De acordo com a Lei 4320/64, o Balanço Financeiro demonstrará a receita e a despesa orçamentárias bem como os recebimentos e os pagamentos de natureza extraorçamentária, conjugados com os saldos em espécie provenientes do exercício anterior, e os que se transferem para o exercício seguinte. Os Restos a Pagar do exercício serão computados na receita
- A)orçamentária para compensar sua inclusão na despesa orçamentária.
Errada, porque os Restos a Pagar não são computados como receita orçamentária, já que não representam ingresso de receita pública.
- B)orçamentária para compensar sua inclusão na despesa extraorçamentária.
Errada, porque Restos a Pagar não entram como receita orçamentária para compensar despesa extraorçamentária, pois essa despesa nem é a classificação correta do fenômeno.
- C)extraorçamentária para compensar sua inclusão na despesa orçamentária.
Certa, pois os Restos a Pagar são computados na receita extraorçamentária para compensar sua inclusão na despesa orçamentária.
- D)extraorçamentária para compensar sua inclusão na despesa extraorçamentária.
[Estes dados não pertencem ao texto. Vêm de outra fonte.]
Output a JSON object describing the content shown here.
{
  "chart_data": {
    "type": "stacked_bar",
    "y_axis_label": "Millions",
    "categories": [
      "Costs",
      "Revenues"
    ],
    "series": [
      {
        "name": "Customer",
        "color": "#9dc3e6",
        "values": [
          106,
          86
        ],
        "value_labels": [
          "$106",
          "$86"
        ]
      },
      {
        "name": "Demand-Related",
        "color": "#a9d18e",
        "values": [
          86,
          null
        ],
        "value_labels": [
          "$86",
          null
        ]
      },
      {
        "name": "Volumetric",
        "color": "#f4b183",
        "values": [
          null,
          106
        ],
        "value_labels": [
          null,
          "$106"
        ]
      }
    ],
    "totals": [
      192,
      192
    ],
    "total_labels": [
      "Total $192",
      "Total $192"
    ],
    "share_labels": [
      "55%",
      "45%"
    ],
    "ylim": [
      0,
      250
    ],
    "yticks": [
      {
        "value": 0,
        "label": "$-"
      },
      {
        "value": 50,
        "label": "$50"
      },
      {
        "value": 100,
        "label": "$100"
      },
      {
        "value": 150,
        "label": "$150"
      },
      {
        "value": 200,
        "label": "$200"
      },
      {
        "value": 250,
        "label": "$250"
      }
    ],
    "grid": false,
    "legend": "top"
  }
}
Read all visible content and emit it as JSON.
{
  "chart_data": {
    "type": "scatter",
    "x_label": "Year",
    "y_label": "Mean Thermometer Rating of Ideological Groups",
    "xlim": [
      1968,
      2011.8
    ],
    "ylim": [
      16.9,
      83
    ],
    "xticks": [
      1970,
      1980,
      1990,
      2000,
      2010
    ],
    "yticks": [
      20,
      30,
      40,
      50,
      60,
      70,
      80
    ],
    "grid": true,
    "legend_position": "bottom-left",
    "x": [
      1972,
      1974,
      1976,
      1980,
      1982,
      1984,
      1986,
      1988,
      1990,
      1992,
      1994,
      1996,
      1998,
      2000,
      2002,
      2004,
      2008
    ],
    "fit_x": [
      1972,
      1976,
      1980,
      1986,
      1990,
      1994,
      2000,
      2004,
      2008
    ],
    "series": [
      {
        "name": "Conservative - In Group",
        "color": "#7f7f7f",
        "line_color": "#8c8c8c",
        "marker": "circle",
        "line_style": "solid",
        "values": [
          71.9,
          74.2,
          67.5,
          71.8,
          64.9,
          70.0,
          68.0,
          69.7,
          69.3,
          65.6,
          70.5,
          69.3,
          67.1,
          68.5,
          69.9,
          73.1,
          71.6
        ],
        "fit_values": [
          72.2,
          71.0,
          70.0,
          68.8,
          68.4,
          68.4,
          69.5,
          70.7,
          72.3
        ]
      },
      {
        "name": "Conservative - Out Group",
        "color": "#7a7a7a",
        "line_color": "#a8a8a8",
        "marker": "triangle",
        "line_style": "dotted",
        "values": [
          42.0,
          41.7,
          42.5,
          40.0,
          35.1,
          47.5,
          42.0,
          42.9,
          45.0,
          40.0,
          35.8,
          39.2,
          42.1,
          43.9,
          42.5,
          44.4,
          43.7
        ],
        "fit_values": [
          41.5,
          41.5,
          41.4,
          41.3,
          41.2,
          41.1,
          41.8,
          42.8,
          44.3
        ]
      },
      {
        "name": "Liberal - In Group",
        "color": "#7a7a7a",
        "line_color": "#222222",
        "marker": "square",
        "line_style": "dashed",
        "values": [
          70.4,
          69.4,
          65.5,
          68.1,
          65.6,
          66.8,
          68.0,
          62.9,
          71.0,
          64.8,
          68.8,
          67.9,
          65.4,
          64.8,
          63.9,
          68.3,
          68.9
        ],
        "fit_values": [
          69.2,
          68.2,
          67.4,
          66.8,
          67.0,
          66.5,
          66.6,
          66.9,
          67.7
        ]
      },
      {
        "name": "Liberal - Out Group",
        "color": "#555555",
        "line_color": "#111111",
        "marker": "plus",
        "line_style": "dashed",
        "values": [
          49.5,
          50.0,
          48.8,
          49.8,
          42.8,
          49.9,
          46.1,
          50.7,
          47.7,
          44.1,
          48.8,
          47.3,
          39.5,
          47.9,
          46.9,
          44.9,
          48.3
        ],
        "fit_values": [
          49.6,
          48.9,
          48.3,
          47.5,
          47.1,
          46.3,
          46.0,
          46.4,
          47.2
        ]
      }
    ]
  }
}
Errada, porque Restos a Pagar não integram a receita extraorçamentária para compensar despesa extraorçamentária.
- E)extraorçamentária para compensar sua inclusão no ativo.
Errada, porque Restos a Pagar não são computados no ativo; eles aparecem em controles e demonstrativos próprios, conforme sua natureza orçamentária/financeira.
Gabarito: C
O Balanço Financeiro, na Lei 4.320/64, mostra o fluxo de caixa público: receitas e despesas orçamentárias, mais os recebimentos e pagamentos extraorçamentários, além dos saldos em espécie que vêm do exercício anterior e os que passam para o seguinte. Ele é um retrato do dinheiro andando, sem “maquiagem contábil”. A pegadinha clássica aqui está nos Restos a Pagar. Quando a despesa é empenhada e não paga até 31/12, ela vira Restos a Pagar, que entram na despesa orçamentária do exercício em que foram empenhados. Para não duplicar o efeito no Balanço Financeiro, o valor correspondente é computado como receita extraorçamentária, funcionando como uma fonte de compensação no demonstrativo. É exatamente por isso que o gabarito é a letra C: os Restos a Pagar do exercício são computados na receita extraorçamentária para compensar sua inclusão na despesa orçamentária. Em outras palavras, a despesa já foi reconhecida no orçamento, mas o pagamento ainda não ocorreu, então o BF ajusta isso pelo lado extraorçamentário. Esse entendimento está alinhado com a estrutura do art. 103 da Lei 4.320/64 e com a lógica dos demonstrativos da contabilidade pública: não se mistura pagamento com empenho, nem se transforma resto a pagar em receita orçamentária de verdade. É contabilidade pública com disciplina e sem sustos de última hora.